Peter Andreas Amundsen Morell (1 January 1868 - 30 January 1948) was a Norwegian farmer and politician.

Peter Morell was born in Aker (now Akershus), Norway. He was the son of Ole Amundsen (1827–85) and Johanna Gustava Kjelin (1844–1918).
Morrell took over the Nedre Grefsen farm which had been purchased by his father in 1855. He later took over the nearby farms Storo (1889) and Østre Grefsen (1895) .

Morell was the mayor of Aker (1902–1907) and (1911–1916). He was elected to the Storting between 1903 and 1912. He was the Norwegian Minister of Social Affairs in the government formed by Ivar Lykke (1926 to 1928).
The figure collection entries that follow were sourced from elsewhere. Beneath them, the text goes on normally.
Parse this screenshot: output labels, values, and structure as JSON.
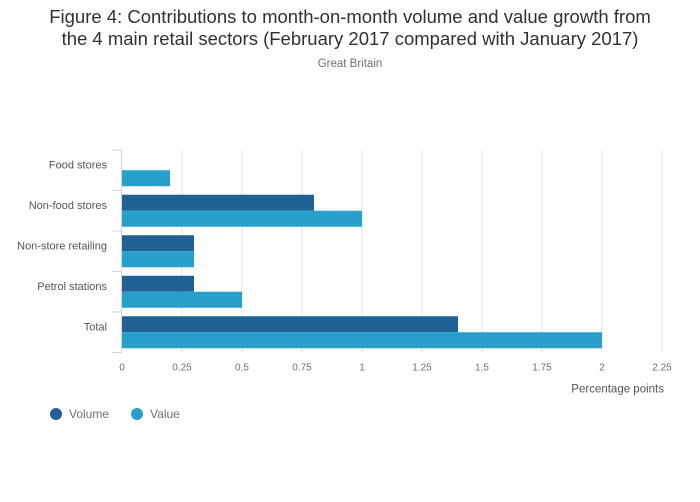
{
  "chart_data": {
    "type": "bar",
    "orientation": "horizontal",
    "title": "Figure 4: Contributions to month-on-month volume and value growth from the 4 main retail sectors (February 2017 compared with January 2017)",
    "title_line1": "Figure 4: Contributions to month-on-month volume and value growth from",
    "title_line2": "the 4 main retail sectors (February 2017 compared with January 2017)",
    "subtitle": "Great Britain",
    "categories": [
      "Food stores",
      "Non-food stores",
      "Non-store retailing",
      "Petrol stations",
      "Total"
    ],
    "series": [
      {
        "name": "Volume",
        "color": "#206095",
        "values": [
          0,
          0.8,
          0.3,
          0.3,
          1.4
        ]
      },
      {
        "name": "Value",
        "color": "#27a0cc",
        "values": [
          0.2,
          1.0,
          0.3,
          0.5,
          2.0
        ]
      }
    ],
    "xlabel": "Percentage points",
    "ylabel": "",
    "xlim": [
      0,
      2.25
    ],
    "xticks": [
      "0",
      "0.25",
      "0.5",
      "0.75",
      "1",
      "1.25",
      "1.5",
      "1.75",
      "2",
      "2.25"
    ],
    "grid": true,
    "legend_position": "bottom-left"
  }
}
In 1890, he married Hanna Astrup (1869–1933), daughter of Harald Astrup. Her brothers included the architects Henning Astrup (1864-1896) and Thorvald Astrup (1876-1940), Arctic explorer Eivind Astrup (1871-1895) and member of Parliament Sigurd Astrup (1873-1949).

Peter Morell established a foundation (Hanna og Peter Andreas Morells legat) in support of higher education for residents of Grefsen. The neighbourhood, which was named after the Grefsen farm, was later incorporated into the district of Nordre Aker in Oslo.